AI firm Anthropic has raised a $13 billion Series F round that brings its post-money valuation up to $183 billion — funds the company says will be used to grow its enterprise adoption, deepen safety research, and support international expansion.
Iconiq co-led the round with Fidelity Management & Research Company and Lightspeed Venture Partners, according to the company’s blog post. Other backers include a string of institutional investors, VCs, sovereign wealth funds, private equity, and asset managers, such as Altimeter, Baillie Gifford, BlackRock, Blackstone, Coatue, D1 Capital Partners, Insight Partners, Ontario Teachers’ Pension Plan, Qatar Investment Authority, and more.
“We are seeing exponential growth in demand across our entire customer base,” Anthropic CFO Krishna Rao said in the post. “This financing demonstrates investors’ extraordinary confidence in our financial performance and the strength of their collaboration with us to continue fueling our unprecedented growth.”
Anthropic last raised $3.5 billion at a $61.5 billion post-money valuation in March 2025.
I don’t think we need to concern ourselves with the possibility of the authors’ pirating lawsuit slowing down Anthropic’s ability to keep improving its already excellent AI services.
And while there are still quite a few legitimate doubts about the utility that AI services have for corporations, they are definitely a ground-breaking turboboost for authors.

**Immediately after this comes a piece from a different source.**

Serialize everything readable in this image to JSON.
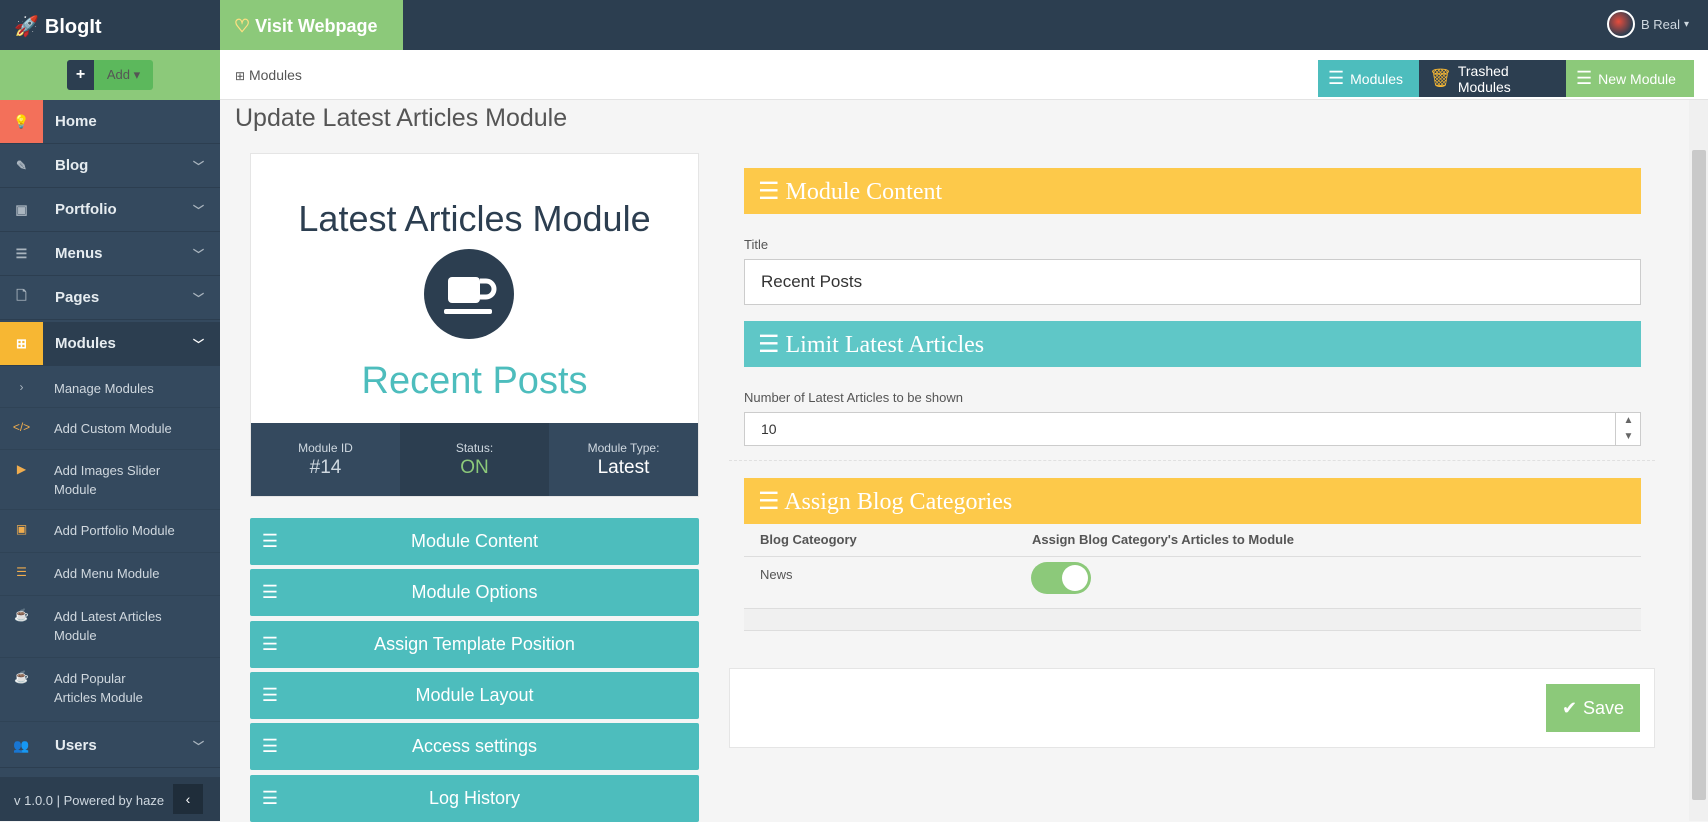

It took me seven years to finish A SEA OF SKULLS. Utilizing Anthropic, I’ve completed two novels of a combined 400+ pages in the last three months and I see very little difference in the quality of the prose, the characters, or the plot.
If anything, the ability to quickly explore and reject false paths tends to improve the end result and prevent suboptimal consequences like George RR Martin creating too many storylines to reasonably resolve in the remaining pages allotted.
UPDATE: In retrospect, this news should have been a sign that the settlement in the Bartz v Anthropic case was imminent.




Two novels in 4 months with AI? Rookie numbers.
Is there any benefit when it comes to writing in volume that would improve the author's work?
I think you mentioned that reading a lot is very important?
For example, I think of gamers who die over and over until they become masters just from pure repetition and muscle memory, making slight adjustments on each death.
Could one say that AI has "gamified" writing to a degree that now amateurs can simply generate over and over iteratively until they get the end product they want?
AI Music probably a better metaphor.